SCINTILLE DA ACCHIAPPARE. Come lucciole nelle mani di un bambino

Lucciole3

Papa Francesco è un fiume in piena. Non si stanca di comunicare quello che vive, la sovrabbondanza di un rapporto che lo rende libero e lieto, pieno di vita. É abbastanza inevitabile quindi che tanti in un modo o nell´altro cerchino di farsi interpreti del suo pensiero. Sinceramente io ho un certo timore nel definire qualcosa di questo uomo che ci supera sempre da tutte le parti. Si sente spesso dire: “il Papa vuole dire questo…”, “il tratto caratteristico di questo Papa è questo..”: vaticanisti, giornalisti, teologi, tutti evidentemente che cercano di svolgere al meglio il loro lavoro, magari volendo realizzare lo scoop dell´anno. Volere “spiegare” Papa Francesco è veramente un compito difficile perché quanto più una persona che ci è messa davanti mostra la sua irriducibilità, la sua originalità, potremmo dire il suo essere pieno di Spirito Santo, meno la si può “comprendere”, nel senso di chiudere in definizioni, in spiegazioni. Dovremmo imparare dal popolo semplice. Come il Papa ci ha fatto vedere – e lo si può osservare chiaramente qui in Brasile andando ad Aparecida – quello che più desidera il popolo semplice è guardare, toccare per farsi guarire, imparare, “stare con lui”.

La cosa più imponente che io vedo è il nascere e lo svilupparsi di un dialogo. Ogni giorno ho la possibilità di stare davanti a qualcosa che questo uomo mi dice e ho la possibilità di farmi provocare, di conoscere cose nuove e metterne in crisi altre magari già un po´ vecchie. Le omelie della messa mattutina nella cappella di casa Santa Marta sono un esempio di questo dialogo dove io mi sorprendo a guardare, ad essere provocato, un po´come gli apostoli quando stavano con Gesù nei momenti normali della loro vita, camminando per le strade o mangiando insieme. Papa Francesco mi fa conoscere Gesù nella normalità della vita, come quando, ad esempio, ci ha parlato dello stupore:

“Lo stupore è una grazia grande, è la grazia che Dio ci dà nell’incontro con Gesù Cristo. E’ qualcosa che fa sì che noi siamo un po’ fuori di noi per la gioia … non è un mero entusiasmo”, come quello dei tifosi “quando vince la loro squadra”, ma “è una cosa più profonda”. E’ fare l’esperienza interiore di incontrare Gesù vivo e pensare che non sia possibile: “Ma il Signore ci fa capire che è la realtà. E’ bellissimo!”. Dopo lo stupore, dunque, c’è la consolazione spirituale e alla fine, “ultimo scalino”, c’è la pace. “Sempre, un cristiano anche nelle prove più dolorose, non perde la pace e la presenza di Gesù” e “con un po’ di coraggio” può pregare: “Signore, dammi questa grazia che è l’impronta dell’incontro con te: la consolazione spirituale” e la pace. Una pace che non si può perdere perché “non è nostra”, è del Signore: la vera pace “non si vende né si compra. E’ un dono di Dio”, perciò – conclude il Papa – “chiediamo la grazia della consolazione spirituale e della pace spirituale, che incomincia con questo stupore di gioia nell’incontro con Gesù Cristo. Così sia”. (04/04/2013)

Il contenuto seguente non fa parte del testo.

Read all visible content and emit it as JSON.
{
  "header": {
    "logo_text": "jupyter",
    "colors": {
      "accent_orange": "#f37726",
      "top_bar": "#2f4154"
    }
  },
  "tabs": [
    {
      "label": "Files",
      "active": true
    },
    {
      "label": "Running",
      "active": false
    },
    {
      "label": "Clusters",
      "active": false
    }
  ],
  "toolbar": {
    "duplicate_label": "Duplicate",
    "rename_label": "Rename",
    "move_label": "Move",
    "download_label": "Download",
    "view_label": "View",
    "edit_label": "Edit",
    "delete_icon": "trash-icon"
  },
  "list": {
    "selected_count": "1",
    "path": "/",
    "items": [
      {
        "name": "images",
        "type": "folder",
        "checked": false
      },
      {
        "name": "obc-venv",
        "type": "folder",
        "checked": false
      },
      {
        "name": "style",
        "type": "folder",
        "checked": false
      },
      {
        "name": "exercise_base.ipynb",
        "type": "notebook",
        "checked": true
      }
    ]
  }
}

“Tamquam scintillae in arundineto”, dice la Bibbia nel libro della Sapienza, i giusti saranno come scintille in un campo di stoppie. Ricordo una cosa che ho imparato da Don Giussani quando diceva che in un dialogo “quello che deve rimanere sono le scintille: devono essere acchiappate come lucciole nelle mani di un bambino”. In questo dialogo fatto di tante espressioni, parole, pensieri, accadono queste “scintille”, momenti in cui sono stato e vengo colpito particolarmente, dei momenti di corrispondenza che arrivano fino al cuore e generano un´amicizia e una figliolanza imprevista. Queste “scintille” potrebbero poi svanire nel nulla, come tante cose belle che ci colpiscono e per questo non basta vederle, dice Don Giussani, “devono essere acchiappate come lucciole nelle mani di un bambino”. Quindi ci vuole un lavoro, ci vuole la mia umanità, ci vuole la mia semplicità perché diventino esperienza. E così vedo che si cammina insieme, e, come dice sempre lui, si va avanti!